Fed’s reaction function
What we can do is anticipate the Fed’s actions contingent on the incoming data. In a report earlier this year, a table was presented that simplifies the Fed’s reaction function to the incoming data under different scenarios. That table is repeated in Figure 1 for reference.1
Currently the labour market is tight although it has weakened in recent months at a gentle pace. At the same time, inflation is above target but declining. According to the table, this suggests that the Fed’s decision is currently finely balanced. Indeed, it is notable that some Fed officials recently indicated that they are not yet ready to support a rate cut.2 It may be appropriate for the Fed to cut in September by 0.25%, 0.50% or perhaps not to cut at all. It will depend on what the data points to regarding the state of the economy at the time of the next FOMC meeting.
None of us can predict with certainty what the data will be so none of us can be sure how the Fed will react. Nevertheless, it is incumbent on investors to take a view as to the likelihood of different outcomes.
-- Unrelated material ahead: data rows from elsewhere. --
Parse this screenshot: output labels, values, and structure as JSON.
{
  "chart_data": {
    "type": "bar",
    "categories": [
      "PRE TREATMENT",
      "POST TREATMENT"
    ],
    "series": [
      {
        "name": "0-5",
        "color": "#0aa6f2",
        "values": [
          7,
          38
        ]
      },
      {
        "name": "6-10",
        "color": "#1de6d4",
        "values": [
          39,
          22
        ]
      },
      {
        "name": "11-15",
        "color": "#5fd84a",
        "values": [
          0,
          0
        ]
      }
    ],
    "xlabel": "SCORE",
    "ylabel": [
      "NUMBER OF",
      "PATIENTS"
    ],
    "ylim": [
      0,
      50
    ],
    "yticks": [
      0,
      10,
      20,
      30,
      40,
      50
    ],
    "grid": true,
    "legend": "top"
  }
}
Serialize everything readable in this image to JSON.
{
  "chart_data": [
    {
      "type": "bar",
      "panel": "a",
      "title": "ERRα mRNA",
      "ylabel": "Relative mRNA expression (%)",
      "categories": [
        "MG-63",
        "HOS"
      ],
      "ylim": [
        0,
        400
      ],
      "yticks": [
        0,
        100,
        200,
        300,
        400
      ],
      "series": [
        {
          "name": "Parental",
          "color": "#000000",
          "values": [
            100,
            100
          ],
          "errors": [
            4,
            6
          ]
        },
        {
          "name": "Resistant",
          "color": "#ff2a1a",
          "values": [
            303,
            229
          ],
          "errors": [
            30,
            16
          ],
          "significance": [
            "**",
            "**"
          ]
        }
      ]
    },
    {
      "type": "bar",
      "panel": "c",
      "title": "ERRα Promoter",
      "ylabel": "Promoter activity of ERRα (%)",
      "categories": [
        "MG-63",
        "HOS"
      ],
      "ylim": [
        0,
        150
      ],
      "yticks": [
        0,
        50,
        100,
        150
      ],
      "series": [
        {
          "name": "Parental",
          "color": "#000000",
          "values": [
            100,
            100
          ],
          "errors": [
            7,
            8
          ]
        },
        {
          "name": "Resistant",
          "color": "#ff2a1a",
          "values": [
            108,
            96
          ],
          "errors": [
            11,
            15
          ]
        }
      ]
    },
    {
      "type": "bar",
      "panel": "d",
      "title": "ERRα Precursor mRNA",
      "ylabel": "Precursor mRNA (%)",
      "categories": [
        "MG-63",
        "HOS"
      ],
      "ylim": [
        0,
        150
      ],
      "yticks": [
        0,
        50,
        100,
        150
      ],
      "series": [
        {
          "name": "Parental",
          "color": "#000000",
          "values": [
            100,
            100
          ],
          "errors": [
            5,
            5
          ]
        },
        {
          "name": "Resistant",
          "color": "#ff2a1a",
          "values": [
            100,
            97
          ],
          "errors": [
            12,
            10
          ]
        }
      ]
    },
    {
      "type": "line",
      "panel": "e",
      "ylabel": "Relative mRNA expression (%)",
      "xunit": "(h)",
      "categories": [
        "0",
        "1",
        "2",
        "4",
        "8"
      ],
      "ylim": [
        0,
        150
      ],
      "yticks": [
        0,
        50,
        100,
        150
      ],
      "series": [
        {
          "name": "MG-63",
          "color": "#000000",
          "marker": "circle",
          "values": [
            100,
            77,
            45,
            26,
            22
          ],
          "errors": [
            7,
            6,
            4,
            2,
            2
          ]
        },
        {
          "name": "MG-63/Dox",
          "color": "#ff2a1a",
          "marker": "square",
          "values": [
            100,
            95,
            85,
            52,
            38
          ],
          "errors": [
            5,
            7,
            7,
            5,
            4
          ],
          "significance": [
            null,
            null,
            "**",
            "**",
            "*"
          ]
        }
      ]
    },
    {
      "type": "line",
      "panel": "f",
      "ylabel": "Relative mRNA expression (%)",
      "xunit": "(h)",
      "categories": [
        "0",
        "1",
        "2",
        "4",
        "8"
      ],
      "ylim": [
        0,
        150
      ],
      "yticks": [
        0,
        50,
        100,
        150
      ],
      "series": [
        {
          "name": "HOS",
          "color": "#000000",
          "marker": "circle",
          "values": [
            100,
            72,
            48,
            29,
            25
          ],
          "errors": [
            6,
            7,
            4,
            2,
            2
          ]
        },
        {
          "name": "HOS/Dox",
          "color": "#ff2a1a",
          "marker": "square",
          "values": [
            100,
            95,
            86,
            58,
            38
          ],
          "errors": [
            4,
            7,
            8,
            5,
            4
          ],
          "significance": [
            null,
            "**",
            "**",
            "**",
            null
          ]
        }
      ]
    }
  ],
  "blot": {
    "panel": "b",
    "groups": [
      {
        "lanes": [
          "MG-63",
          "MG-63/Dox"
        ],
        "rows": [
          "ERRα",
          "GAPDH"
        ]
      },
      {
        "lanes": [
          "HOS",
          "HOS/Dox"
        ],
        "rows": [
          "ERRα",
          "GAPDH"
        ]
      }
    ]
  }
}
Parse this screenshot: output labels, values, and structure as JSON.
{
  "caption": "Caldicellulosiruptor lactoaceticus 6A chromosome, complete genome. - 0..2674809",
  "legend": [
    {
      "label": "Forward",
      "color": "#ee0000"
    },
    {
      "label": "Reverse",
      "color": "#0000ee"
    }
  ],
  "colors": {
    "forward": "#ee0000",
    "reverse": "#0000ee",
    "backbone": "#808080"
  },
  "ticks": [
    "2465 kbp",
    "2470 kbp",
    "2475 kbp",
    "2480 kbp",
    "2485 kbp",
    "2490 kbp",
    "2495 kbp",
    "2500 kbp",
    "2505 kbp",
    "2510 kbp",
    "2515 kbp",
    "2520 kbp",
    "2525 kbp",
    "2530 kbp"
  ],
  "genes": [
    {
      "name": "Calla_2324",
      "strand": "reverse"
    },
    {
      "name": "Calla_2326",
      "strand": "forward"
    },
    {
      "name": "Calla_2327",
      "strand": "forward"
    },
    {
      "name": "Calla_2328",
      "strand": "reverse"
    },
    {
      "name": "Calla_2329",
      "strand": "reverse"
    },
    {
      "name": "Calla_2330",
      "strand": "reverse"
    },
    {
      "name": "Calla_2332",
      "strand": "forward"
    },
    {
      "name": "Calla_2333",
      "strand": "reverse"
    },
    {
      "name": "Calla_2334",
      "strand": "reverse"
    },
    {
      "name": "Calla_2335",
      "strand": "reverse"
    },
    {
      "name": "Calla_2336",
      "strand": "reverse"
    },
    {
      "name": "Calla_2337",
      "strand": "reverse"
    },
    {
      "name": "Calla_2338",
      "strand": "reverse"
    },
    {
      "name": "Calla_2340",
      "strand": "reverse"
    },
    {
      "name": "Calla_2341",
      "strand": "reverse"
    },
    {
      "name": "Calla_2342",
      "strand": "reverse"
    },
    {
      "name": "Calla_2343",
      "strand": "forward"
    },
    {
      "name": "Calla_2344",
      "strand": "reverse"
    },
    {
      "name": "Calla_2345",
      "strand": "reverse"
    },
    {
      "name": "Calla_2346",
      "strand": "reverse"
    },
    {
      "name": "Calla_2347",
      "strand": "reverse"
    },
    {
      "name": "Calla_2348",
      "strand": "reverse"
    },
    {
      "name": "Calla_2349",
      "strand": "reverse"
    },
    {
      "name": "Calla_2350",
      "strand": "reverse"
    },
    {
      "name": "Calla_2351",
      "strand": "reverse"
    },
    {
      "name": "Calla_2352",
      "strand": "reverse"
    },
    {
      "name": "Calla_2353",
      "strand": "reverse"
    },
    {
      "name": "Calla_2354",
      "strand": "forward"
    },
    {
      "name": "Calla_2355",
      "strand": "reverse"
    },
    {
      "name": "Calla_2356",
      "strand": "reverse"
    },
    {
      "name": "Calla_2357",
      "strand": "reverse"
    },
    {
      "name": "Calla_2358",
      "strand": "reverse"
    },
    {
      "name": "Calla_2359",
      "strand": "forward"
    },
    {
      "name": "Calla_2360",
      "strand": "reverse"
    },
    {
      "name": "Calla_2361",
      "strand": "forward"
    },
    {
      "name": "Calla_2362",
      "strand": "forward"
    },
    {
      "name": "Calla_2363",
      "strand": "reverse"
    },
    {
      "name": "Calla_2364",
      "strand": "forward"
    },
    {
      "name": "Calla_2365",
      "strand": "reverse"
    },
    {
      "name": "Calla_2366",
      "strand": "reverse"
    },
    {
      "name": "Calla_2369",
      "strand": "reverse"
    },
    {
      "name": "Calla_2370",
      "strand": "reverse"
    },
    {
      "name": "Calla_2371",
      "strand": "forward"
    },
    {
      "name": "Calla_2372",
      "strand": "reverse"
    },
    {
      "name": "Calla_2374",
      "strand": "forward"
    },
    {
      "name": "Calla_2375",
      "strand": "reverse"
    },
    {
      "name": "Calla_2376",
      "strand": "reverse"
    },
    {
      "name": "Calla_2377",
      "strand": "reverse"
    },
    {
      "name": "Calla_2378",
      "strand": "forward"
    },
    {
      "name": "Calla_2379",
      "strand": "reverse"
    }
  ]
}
It is therefore instructive to perform a scenario analysis, shown in Figure 2 (on Page 2).
Figure 3 illustrates the different scenarios graphically. Starting from core personal consumption expenditures (PCE) inflation of 2.6% and an unemployment rate of 4.3% in the centre of the chart, the further we move to the upper left, the more dovish is the Fed likely to be. Similarly, the further we move to the bottom right the more hawkish the Fed is likely to be. If inflation declines at the same time as the labour market tightens, it is not clear how the Fed would react; it would depend on a broader view of the economy and how the Fed believes it will evolve. The Fed’s reaction if inflation increases as labour markets weaken is also uncertain; the Fed would not want to compromise its inflation fighting credentials but at the same time would not want to contribute unnecessarily to economic hardship. Again, it would depend on a broad range of factors.
In this context, the most important data points to monitor over the next few weeks are shown in Figure 4.
In addition, the Jackson Hole Economic Symposium - taking place this year from 22 to 24 August - has in the past often been used by the Fed and other central banks to communicate with the market.
Supplementing the data in this table with information gleaned from other sources such as company releases will provide an additional important source of intelligence.
Conclusion
In conclusion, market expectations are fickle. They change quickly from one day to the next dependent on the incoming data and its interpretation. That uncertainty becomes more elevated at potential turning points in the policy cycle, such as we are experiencing today. It is therefore helpful to think about the range of outcomes in terms of their probabilities, as illustrated in Figure 2.
Our core view remains that the Fed will cut by 0.25% in September and by three times this year. This is slightly less dovish than current market expectations. If the incoming data confirms an upward left move in Figure 3, this will increase the likelihood that the Fed is more dovish. If the incoming data is consistent with ongoing tight labour markets and stubborn inflation that will encourage the Fed to do less. At the same time, the yield curve is expected to steepen more from the short end as and when the Fed becomes more dovish.
1 See ‘Deciphering the Fed’, EFG Macro Flash Note, 21 March 2024. https://www.efginternational.com/uk/insights/2024/deciphering_the_fed.htm
2 “Barkin says Fed has ‘Time’ to assess economy, determine response” Bloomberg, 8 August, 2024.
“Fed’s Schmid says ‘We are not quite there’ in cooling inflation” Bloomberg, 9 August, 2024.
“Fed’s Bowman signals caution on rate cuts” The Economic Times of India, 12 August, 2024.
“Fed’s Bostic says more data needed, rate cut likely by year-end” Bloomberg, 13 August, 2024. It is also true that two days after Bostic made this statement he said that he is “open” to a September rate cut.